LG Household & Home Care: Considered a likely potential bidder both because of its scale and interest in acquiring Elizabeth Arden in 2014, LG Household & Home could bid on Revlon as a move to expand in the U.S., sources said. After LG H&H said it was no longer considering a bid for Arden, the company said it would continue to pursue M&A as part of a medium- to long-term strategy. LG H&H has the capacity to make Almay a hit in Asia, where consumers would be drawn to its hypoallergenic formulas.

Pola Cosmetics: With only one color cosmetics brand, Vivoke, Revlon would bulk the business up in that category. The Japanese-based business expressed interest in international expansion when it acquired California-based skin-care brand Jurlique, in 2011. But Revlon would be a much larger deal, and industry sources are split on whether Pola would look into it.

MacAndrews & Forbes: Ronald Perelman’s investment vehicle is no stranger to a takeover. The business tried to take the company private in 2009 in a deal that resulted in a lawsuit with the Securities and Exchange Commission, in which the SEC alleged Revlon misled shareholders in connection with the deal. Some sources say Perelman is still interested in running Revlon, and could potentially partner with a private equity firm to take the company private. A comment could not be obtained from MacAndrews & Forbes.

The beauty of the strategic alternatives statement is its vagueness ­— it could yield nothing, or a sale of the entire company or a break up of the brands, experts say. Spinning off brands is not out of the question, sources said. In that vein, reports have been circulating the Revlon has put Almay in play.

“The decision to unbundle the divisions, the brands, has become one of the smart and accepted financial measures to get the most value out of the business and not make a purchaser feel like they’ve got to have both,” said Wendy Liebmann, chief executive officer of WSL Strategic Retail. “At various times over the years they’ve tried to sell off the Almay brand but with no success.”

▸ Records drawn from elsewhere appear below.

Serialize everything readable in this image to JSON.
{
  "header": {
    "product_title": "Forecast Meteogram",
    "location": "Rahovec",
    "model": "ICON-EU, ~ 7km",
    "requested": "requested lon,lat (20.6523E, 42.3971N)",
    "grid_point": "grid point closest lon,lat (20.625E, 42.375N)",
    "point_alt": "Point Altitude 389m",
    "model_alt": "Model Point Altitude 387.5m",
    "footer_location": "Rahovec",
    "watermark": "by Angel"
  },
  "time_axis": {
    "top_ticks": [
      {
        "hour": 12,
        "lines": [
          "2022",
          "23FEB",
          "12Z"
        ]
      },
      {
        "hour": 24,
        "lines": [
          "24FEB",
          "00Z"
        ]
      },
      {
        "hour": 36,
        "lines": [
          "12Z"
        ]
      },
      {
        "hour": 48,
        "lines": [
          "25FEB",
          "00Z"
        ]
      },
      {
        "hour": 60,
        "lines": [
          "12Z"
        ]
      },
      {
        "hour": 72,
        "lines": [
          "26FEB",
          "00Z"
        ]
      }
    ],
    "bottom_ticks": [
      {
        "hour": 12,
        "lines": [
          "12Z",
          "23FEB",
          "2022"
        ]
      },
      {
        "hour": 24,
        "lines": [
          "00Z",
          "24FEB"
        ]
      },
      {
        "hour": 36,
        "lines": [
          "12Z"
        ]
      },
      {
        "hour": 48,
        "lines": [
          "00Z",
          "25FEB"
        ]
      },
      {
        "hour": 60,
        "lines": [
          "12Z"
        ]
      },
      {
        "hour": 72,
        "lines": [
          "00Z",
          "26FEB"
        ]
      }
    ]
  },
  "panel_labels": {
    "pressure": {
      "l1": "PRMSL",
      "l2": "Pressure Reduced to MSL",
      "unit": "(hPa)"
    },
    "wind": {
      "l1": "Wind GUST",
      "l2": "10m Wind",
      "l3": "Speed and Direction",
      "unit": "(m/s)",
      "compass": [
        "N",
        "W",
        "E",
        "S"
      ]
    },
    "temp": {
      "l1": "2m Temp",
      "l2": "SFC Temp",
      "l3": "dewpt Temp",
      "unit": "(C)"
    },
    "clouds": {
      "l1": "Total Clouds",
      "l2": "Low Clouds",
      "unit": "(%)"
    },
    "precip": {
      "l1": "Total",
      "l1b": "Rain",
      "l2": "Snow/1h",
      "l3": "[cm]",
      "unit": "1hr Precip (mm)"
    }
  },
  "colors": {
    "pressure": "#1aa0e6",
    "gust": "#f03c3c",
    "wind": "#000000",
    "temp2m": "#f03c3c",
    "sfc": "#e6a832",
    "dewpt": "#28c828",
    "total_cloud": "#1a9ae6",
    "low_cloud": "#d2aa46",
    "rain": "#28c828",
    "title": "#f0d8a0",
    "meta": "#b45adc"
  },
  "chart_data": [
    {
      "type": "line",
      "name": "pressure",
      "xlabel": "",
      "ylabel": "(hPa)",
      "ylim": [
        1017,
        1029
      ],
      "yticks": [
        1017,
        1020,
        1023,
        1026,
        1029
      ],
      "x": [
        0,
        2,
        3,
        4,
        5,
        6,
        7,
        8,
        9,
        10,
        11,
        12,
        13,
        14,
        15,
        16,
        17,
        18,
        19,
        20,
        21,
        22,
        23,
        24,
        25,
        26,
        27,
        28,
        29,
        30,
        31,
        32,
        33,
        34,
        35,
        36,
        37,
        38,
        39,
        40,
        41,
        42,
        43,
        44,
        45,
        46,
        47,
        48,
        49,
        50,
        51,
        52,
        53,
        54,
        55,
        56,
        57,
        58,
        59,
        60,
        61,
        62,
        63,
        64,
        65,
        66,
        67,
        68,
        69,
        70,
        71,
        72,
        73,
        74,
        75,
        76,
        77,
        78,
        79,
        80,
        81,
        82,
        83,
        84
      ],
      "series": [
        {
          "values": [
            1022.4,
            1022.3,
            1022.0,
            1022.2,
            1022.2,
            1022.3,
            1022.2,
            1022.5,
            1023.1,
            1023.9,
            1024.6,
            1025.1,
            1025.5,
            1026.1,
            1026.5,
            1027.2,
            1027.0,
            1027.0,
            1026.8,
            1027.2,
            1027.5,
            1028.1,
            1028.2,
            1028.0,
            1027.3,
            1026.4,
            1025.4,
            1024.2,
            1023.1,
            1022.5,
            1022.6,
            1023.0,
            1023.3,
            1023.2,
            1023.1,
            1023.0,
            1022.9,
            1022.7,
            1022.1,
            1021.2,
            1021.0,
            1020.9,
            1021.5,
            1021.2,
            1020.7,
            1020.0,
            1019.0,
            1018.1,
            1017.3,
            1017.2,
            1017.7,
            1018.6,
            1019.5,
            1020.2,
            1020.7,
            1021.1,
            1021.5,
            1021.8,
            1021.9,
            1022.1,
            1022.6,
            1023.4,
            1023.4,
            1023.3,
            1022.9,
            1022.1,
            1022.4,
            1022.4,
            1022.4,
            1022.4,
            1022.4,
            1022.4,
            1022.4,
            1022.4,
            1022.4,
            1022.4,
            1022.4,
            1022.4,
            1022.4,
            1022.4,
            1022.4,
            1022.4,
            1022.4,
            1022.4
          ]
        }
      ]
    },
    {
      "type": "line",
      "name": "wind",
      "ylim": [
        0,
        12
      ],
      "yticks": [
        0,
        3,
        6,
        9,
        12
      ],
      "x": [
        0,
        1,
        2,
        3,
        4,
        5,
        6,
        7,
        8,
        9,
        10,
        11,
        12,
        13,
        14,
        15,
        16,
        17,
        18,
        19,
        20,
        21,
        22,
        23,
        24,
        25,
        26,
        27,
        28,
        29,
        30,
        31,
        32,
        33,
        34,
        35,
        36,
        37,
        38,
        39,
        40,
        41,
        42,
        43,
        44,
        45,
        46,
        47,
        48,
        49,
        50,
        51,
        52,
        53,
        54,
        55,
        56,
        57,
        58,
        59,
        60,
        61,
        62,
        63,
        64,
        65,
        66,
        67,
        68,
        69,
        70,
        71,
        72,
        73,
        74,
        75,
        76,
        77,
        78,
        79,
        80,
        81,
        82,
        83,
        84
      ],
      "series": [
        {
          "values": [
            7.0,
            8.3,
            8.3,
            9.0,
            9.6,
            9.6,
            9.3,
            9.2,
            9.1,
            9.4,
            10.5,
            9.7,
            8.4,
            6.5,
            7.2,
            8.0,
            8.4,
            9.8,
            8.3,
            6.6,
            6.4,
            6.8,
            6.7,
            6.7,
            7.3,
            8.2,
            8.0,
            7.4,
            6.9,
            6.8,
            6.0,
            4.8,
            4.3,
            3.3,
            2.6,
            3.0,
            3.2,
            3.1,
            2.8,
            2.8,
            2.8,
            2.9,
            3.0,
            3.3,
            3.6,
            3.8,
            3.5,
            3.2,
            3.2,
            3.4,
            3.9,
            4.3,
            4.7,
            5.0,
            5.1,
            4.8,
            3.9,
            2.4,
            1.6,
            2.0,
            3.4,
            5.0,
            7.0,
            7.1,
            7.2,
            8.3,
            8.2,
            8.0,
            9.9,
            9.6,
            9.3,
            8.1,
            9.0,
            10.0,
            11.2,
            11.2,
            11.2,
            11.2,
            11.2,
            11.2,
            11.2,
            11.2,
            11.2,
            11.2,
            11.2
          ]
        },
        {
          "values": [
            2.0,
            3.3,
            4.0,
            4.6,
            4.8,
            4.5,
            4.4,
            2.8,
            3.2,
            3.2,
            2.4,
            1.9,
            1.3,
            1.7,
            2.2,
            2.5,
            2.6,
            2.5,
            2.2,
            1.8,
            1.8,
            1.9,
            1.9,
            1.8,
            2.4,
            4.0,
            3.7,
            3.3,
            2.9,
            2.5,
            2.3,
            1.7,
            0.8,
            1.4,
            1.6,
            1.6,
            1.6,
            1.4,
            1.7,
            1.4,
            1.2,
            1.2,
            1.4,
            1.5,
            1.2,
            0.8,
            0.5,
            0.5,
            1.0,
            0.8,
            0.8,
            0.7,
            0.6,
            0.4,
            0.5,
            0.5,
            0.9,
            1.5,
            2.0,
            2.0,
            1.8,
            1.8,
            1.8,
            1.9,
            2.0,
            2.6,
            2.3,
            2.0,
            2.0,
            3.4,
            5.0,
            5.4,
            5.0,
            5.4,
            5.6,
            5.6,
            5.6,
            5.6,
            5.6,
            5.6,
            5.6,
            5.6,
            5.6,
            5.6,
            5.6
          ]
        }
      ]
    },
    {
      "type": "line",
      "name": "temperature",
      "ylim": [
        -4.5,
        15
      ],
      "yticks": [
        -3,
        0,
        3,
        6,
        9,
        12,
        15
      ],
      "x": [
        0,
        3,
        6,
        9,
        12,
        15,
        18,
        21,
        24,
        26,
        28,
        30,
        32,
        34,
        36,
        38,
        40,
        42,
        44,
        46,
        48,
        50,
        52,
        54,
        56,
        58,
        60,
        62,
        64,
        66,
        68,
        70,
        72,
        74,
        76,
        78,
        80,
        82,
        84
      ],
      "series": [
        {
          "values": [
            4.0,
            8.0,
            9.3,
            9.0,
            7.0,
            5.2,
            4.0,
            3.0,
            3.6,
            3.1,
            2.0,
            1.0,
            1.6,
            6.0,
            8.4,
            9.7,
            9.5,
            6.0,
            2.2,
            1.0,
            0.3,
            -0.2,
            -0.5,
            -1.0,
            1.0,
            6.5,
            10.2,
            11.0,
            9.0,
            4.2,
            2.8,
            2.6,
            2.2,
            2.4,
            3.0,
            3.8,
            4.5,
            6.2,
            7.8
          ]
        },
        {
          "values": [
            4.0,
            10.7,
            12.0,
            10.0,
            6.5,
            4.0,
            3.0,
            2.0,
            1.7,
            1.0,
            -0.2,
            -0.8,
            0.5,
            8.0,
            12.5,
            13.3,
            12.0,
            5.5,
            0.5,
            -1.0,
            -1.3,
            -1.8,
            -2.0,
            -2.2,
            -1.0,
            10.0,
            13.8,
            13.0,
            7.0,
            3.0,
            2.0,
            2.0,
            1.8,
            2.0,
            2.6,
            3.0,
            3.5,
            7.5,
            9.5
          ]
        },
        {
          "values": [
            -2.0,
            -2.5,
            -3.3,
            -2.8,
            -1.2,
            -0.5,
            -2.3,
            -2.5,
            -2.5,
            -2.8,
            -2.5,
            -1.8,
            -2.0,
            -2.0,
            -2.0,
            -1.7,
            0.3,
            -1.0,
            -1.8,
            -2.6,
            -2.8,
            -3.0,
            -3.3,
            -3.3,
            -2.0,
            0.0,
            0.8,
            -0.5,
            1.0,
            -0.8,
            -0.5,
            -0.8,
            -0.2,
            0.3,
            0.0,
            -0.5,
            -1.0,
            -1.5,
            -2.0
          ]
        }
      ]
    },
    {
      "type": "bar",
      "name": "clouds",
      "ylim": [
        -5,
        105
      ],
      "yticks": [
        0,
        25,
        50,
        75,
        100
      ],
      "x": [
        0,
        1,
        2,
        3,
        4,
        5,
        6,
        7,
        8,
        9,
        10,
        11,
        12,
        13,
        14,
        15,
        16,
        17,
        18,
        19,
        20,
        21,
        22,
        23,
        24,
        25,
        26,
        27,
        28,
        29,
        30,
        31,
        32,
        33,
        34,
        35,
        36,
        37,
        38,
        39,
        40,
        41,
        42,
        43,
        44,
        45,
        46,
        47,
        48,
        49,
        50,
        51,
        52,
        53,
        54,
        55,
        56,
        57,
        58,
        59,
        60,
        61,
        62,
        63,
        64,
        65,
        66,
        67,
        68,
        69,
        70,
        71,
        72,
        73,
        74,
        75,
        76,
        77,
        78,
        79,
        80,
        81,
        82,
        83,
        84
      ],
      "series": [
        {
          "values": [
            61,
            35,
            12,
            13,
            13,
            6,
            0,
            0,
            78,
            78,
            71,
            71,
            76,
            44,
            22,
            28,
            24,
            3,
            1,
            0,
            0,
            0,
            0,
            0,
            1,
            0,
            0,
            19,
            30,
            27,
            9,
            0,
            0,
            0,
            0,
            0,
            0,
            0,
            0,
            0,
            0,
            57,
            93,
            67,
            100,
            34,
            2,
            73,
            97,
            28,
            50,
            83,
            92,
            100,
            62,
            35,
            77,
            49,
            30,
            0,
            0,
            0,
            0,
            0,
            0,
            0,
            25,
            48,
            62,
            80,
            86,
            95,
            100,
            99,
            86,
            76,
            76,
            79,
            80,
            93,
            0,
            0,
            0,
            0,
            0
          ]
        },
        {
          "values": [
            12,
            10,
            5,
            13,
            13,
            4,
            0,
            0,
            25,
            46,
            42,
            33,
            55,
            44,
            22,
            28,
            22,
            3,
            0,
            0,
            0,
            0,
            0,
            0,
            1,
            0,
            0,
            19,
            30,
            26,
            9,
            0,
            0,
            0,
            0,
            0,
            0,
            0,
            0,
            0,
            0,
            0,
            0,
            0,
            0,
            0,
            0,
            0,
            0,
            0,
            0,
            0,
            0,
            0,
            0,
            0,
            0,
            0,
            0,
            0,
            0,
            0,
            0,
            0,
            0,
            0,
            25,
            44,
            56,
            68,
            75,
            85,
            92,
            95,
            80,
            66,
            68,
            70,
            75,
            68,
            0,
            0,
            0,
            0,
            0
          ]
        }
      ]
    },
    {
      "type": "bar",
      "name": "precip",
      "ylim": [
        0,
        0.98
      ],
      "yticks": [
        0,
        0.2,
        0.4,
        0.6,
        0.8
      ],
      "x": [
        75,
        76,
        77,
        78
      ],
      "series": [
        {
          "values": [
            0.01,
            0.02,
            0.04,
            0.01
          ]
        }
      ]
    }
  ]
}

When Revlon released its latest earnings — including a sharp increase in net income for the quarter to $24.8 million from $2.7 million in the year-ago period — it said that overall sales for the consumer segment, which were up 8.8 percent on a constant currency basis, were offset by lower sales from Almay. That day, Revlon chief executive officer Lorenzo Delpani announced he was stepping down for “personal reasons” and clarified that his decision had “nothing to do with the announcement that MacAndrews & Forbes has made.” Delpani said the business would appoint someone to the position “soon.” Revlon also has a chief financial officer spot to fill.

Those vacancies could affect a deal process, should one be in the works.

While most executives subscribe to the long-held view that a company needs to have a C-suite during a sale process, some say a potential buyer could view the departures as an opportunity. “As long as a process can be run smoothly even without some senior leaders, this…gives the buyer an opportunity to bring in their own team,” said Arash Farin of The Sage Group. A transitioning C-suite could also affect business at the retail level, where other brands could see retail confusion with Revlon’s situation as a chance to move in on shelf space. Who Revlon places as its next ceo could hint at the direction the company’s planning to take — a finance executive may be more apt to “slice and dice” versus another type of leader, Liebmann said.